Dedim Açelya'ya. Önce bir tereddüt etti ama sonra derin bir nefes alıp anlatmaya başladı. Meğer ilk gördüğünden beri dikkatini çekiyormuş Poyraz ama söylememiş bize.

"Bence sende onun dikkatini çektin"

Derken bir bilge edasındaydı Yasemin.

"Bence de. "

Dediğim de Açelya bize alaylı baktı.

"Yapmayın ama kızlar. Daha yeni Yasemin de dedi. O yakışıklı, zeki, tatlı... Ona hasta olduğu için hastaneye gelen kızların efsanesini geçende sen anlattın Kumsal . Beni ne yapsın?"

O dudak büzünce Yasemin ile birbirimize bakıp kıkırdadık.

"Ya kızım. Sen ne bakıyorsun o efsaneye. Poyraz şimdiye kadar derslerden başka bir şey görmemiş ineğin teki. Olursa eğer ilk kız arkadaşı sen olacaksın."

Dediğim de şaşkın şaşkın baktı bana.

"Ciddi olamazsın!"

"Gayet ciddi! Ay acaba senin hakkında ne düşüyor? Gidip ağzını arasam mı ki?"

Yasemin kendi kendine mırıldandıktan sonra biz daha itiraz edemeden ayağa kalktı.

"Konuşayım ben bir."

Dedikten sonra göz kırpıp Açelya'nın itirazlarına aldırmadan Poyraz'ın yanına gidip onu çeke çeke bizim görebileceğimiz sakin bir köşeye götürdü.

"Bu kız insanı öldürür. Ne diyecek şimdi ama ya! "

İsyanı ile kıkırdadım.

"Yasemin... Kardeş gibi Poyraz için. yani bende öyleyim ama bana daha çok arkadaş gözüyle bakıyor."

Derken Yasemin'in saçlarını karıştıran Poyraz'a gülümsüyordum. Her zaman ki gibi Yasemin homurdanırken o kahkaha atıyordu.

"N-Neden ki?"

Dedi Açelya. Gözlerimi ona çevirdiğim de dikkat ile Poyraz'a baktığını gördüm.

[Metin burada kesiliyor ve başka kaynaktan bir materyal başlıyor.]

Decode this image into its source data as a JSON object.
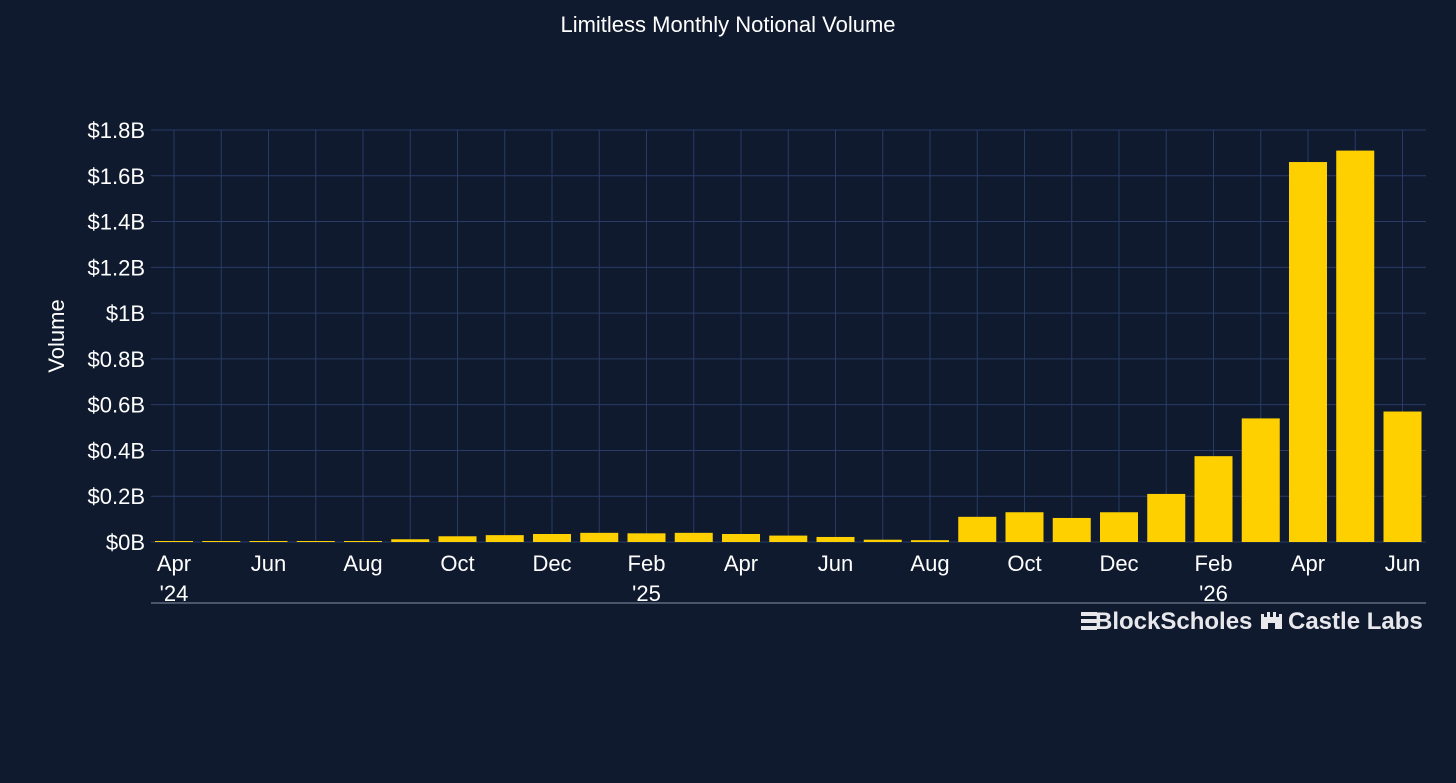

"Valla tam olarak bir bilgim yok. Yani bir şekilde Yasemin onun için korunup kollanması gereken bir kız en başından beri. Bunun sebebi belki daha küçük diye... Yada belki bana Doruk göz kulak olduğunu için kendini Yasemin'in abisi ilan etti. Belki de... Bizden bile yanlız olduğu için..."

"Anlamadım? "

Kafası karışık bir şekilde bakınca bana gülümsedim.

"Biz hepimiz yurttan arkadaşız biliyorsun?"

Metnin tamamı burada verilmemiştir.